Однако, и в этой своей, пока последней и совершеннейшей стадии, Шагал не безгрешен в одном отношении. Он не умеет быть грубым. Он недостаточно мужествен. Он, точно юноша в пору надлома, не вышел еще из незрелой припухлости и округлости членов. Заставить свою кисть зарычать и потрясти он не может. В его распоряжении нет гулких и грозных тонов. Он бывает гневен, яростен, иногда бешен, но не ужасен. Он похож на капризного ребенка. Он исходит криками и угрозами. Они не пугают, – они заставляют только его утешать. Благо ему, что его нынешний период – примирения с бытом – только и требует, что умиленной элегичности и небурной радости, и всем нежнейшим и искуснейшим приемам его палитры здесь есть ряд и место. Но вспомним про его парижский цикл, – цикл вихря, потрясений и хаоса. Что же! К этому периоду главным образом и относится наш упрек. Не то, чтобы рев апокалиптических бурь Шагал насвистывал на лирической свирели; пронзительные, смятенные и острые тона у него нашлись, ибо не забудем, что он – мастер; приливы и отливы ярости и страсти он бросает в нас с размаху всей большой силой своего дарования. Но это не та кисть, которой обеими руками бьет по дрожащему и стонущему полотну обуреваемый ужасом катаклизма и раздираемый душевной болью художник. Есть некое несоответствие между разметавшимися, растерзанными, повисшими в пустотах полотна частями предметов и недостаточно простой и суровой, слишком утонченной и аристократической фактурой живописного письма. Когда даже воздух трещит, коробится и оседает кубическими складками и гранями, как на парижских работах, тогда одной шагаловской тревоги и смятения недостаточно.
Одного лишь пока мы не знаем: эта немужественность и мягкость, свойственна ли она природно Шагалу, и навсегда ли будет лиризм первоосновой его творчества? Или же, по мере хода времени, закаляясь и крепня, Шагал найдет другой язык для пламенных и роковых видений своего творчества? Ежели бы так случилось, и ежели бы так раздвинулись границы его умения и сил, тогда в лице Шагала пред нами встало бы поистине одно из самых совершенных дарований нашего искусства.
11
Живописец, взявшийся за графику, становится философом собственного творчества.
Это признают, если вспомнят, что графика – самый отвлеченный и обобщающий вид искусства. Она – больше расчет, чем порыв, больше мысль, нежели чувство, больше проза, чем поэзия.

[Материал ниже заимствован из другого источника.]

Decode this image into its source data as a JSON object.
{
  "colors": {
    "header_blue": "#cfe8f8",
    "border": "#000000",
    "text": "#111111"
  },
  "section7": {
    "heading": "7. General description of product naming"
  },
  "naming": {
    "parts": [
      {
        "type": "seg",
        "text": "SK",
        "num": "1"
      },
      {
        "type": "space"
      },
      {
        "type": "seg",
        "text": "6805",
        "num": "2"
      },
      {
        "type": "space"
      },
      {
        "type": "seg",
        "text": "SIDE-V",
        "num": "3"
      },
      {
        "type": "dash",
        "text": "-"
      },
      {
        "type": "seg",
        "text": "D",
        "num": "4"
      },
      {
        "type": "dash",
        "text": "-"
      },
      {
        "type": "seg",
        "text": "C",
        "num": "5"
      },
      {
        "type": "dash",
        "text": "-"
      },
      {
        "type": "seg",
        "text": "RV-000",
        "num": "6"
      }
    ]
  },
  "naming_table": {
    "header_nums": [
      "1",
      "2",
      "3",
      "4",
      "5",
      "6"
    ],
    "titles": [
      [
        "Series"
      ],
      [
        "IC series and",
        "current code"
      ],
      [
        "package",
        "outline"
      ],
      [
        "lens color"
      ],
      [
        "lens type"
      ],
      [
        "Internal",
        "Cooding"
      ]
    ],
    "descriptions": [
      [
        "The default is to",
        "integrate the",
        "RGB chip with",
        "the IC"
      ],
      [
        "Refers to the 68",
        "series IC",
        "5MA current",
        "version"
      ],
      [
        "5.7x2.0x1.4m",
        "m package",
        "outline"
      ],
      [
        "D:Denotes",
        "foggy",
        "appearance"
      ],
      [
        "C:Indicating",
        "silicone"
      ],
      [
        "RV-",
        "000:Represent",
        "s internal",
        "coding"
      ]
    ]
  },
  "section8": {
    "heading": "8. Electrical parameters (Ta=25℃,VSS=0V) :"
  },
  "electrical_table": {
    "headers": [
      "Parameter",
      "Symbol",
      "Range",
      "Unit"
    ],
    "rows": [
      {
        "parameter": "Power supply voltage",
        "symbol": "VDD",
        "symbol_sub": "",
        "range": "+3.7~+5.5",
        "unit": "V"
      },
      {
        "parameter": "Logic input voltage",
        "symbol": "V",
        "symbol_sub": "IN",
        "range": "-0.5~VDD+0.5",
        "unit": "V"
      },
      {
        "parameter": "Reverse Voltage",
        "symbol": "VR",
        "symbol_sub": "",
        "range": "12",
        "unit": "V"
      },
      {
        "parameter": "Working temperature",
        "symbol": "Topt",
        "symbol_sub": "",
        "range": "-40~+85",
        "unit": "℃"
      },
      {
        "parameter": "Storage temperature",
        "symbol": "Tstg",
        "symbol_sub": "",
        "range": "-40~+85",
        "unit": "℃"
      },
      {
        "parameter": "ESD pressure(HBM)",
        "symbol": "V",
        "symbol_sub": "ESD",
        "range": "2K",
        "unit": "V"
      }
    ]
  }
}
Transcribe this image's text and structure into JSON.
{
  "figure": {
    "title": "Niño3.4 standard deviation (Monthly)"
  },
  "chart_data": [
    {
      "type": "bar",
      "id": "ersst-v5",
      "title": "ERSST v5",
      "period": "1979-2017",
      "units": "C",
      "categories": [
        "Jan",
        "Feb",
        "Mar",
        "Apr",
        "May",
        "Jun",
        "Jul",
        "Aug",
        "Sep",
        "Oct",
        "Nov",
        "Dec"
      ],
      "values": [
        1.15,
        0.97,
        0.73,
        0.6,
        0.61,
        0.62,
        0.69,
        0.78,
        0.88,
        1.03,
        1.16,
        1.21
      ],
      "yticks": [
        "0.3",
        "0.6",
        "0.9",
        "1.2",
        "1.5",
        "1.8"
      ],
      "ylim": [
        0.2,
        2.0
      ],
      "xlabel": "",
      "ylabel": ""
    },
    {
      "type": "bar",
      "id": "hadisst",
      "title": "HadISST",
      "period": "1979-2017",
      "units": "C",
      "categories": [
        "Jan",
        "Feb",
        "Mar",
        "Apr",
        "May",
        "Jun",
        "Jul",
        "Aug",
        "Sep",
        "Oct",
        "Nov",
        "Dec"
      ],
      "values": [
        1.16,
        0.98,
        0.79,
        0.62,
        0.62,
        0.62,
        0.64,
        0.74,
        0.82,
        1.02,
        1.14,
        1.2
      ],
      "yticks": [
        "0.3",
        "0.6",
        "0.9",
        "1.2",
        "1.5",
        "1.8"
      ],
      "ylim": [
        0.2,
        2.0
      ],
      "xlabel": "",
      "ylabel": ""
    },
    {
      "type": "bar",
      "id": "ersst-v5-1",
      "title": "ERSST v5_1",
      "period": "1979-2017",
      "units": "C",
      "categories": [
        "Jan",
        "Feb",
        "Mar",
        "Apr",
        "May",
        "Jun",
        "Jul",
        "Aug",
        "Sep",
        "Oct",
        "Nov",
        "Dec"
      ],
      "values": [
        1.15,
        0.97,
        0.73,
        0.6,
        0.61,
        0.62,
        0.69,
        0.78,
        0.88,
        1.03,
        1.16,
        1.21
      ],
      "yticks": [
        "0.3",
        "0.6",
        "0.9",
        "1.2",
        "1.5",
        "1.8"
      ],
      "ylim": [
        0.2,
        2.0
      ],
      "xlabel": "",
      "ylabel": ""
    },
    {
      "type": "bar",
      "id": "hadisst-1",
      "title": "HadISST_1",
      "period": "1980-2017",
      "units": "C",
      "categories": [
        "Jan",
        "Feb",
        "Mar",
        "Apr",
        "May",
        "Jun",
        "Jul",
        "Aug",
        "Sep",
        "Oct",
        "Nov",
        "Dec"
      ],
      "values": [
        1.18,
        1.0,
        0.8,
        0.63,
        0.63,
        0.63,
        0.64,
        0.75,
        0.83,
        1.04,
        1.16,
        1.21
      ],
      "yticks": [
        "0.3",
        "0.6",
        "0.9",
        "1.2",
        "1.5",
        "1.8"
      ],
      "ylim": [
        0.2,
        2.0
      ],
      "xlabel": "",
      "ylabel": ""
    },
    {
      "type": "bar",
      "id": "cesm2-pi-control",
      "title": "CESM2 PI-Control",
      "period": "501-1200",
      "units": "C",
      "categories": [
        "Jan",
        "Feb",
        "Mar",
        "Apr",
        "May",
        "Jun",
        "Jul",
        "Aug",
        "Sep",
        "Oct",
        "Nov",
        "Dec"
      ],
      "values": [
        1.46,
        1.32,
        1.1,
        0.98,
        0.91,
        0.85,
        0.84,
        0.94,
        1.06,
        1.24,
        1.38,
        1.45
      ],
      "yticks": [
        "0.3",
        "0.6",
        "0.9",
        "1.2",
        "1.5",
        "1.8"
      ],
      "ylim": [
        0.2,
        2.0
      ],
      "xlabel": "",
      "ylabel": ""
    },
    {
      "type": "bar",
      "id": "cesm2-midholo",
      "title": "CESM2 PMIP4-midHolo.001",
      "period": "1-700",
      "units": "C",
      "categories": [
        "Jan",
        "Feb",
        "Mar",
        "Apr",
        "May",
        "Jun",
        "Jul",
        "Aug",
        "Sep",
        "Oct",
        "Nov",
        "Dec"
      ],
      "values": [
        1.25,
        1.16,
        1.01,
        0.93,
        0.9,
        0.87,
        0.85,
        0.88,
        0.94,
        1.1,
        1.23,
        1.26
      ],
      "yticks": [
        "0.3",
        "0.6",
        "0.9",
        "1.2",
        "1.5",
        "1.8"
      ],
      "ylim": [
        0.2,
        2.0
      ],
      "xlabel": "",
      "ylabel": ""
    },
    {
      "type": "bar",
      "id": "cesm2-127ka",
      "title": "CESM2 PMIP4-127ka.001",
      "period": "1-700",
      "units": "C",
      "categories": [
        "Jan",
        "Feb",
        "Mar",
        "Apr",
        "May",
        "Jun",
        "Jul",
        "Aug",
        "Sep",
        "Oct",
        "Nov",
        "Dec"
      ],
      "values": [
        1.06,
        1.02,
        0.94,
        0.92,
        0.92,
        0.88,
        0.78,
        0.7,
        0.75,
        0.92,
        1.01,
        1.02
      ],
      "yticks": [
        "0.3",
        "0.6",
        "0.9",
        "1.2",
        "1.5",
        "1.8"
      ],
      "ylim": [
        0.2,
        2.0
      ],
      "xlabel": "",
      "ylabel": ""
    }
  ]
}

Потому-то живопись всегда таинственней графики, и художник, переходя от палитры к перу, как бы разоблачает себя и из полумрака выносит на свет свое настоящее лицо. Может быть, следует даже сказать, что графика живописца есть только формула его живописи, – сгусток, состоящий из главных черт его искусства.
Шагал прибегает к графике внезапно, часто и бурно. Ряд живописный и ряд графический у него пересекаются и скрещиваются. В долях, мотивах и сюжетах они необычайно близки. Есть графические темы, позже ставшие картинами; есть картины, перешедшие впоследствии в тушь и бумагу. Шагал – график столько же, сколько живописец. Поэтому графика у него – не побочный параграф его искусства. В ней нет места случайностям. Это не плоды творческих пауз или смутных раздумий, зачерченных на клочках бумаги, как чертят их большинство художников, если только они не графики по призванию. Графические создания Шагала еще более густы, насыщены и наполнены, чем его живопись. Но им и надлежит быть такими, потому что если над полотном Шагал творит свои образы, то над бумагой он размышляет о них, исследует их природу. В этом отношении очень знаменательно, что сейчас Шагал особенно много и охотно занимается графикой. Уже длинный ряд названий составляется из его графических работ. Иногда думается, что это обилие графического материала служит признаком того, что Шагал стоит перед завершением нынешнего периода своей живописи, ибо художник слишком усиленно осознает свою работу, чтобы быть в состоянии долго еще оставаться при своих теперешних темах и приемах. Однако, преувеличивать значение этого было бы крайне неосторожно. Шагал никогда не становится аналитиком, классификатором, головным человеком. Он всегда горяч, и пусть его графика является лишь философией его искусства, – она сродни той пламенной философии, которой некогда каббала опалила мысль и сердце средневекового еврейства. Потому-то Шагал, размышляющий о своих видениях, Шагал-график воспринимается еще острее Шагала-живописца. Читая графическую «книгу Шагала», читаешь как бы мастерской compendium[93]
его искусства, точный, лаконичный и четкий, в котором все на виду и нет недоговоренностей. Это – Шагал, как он есть.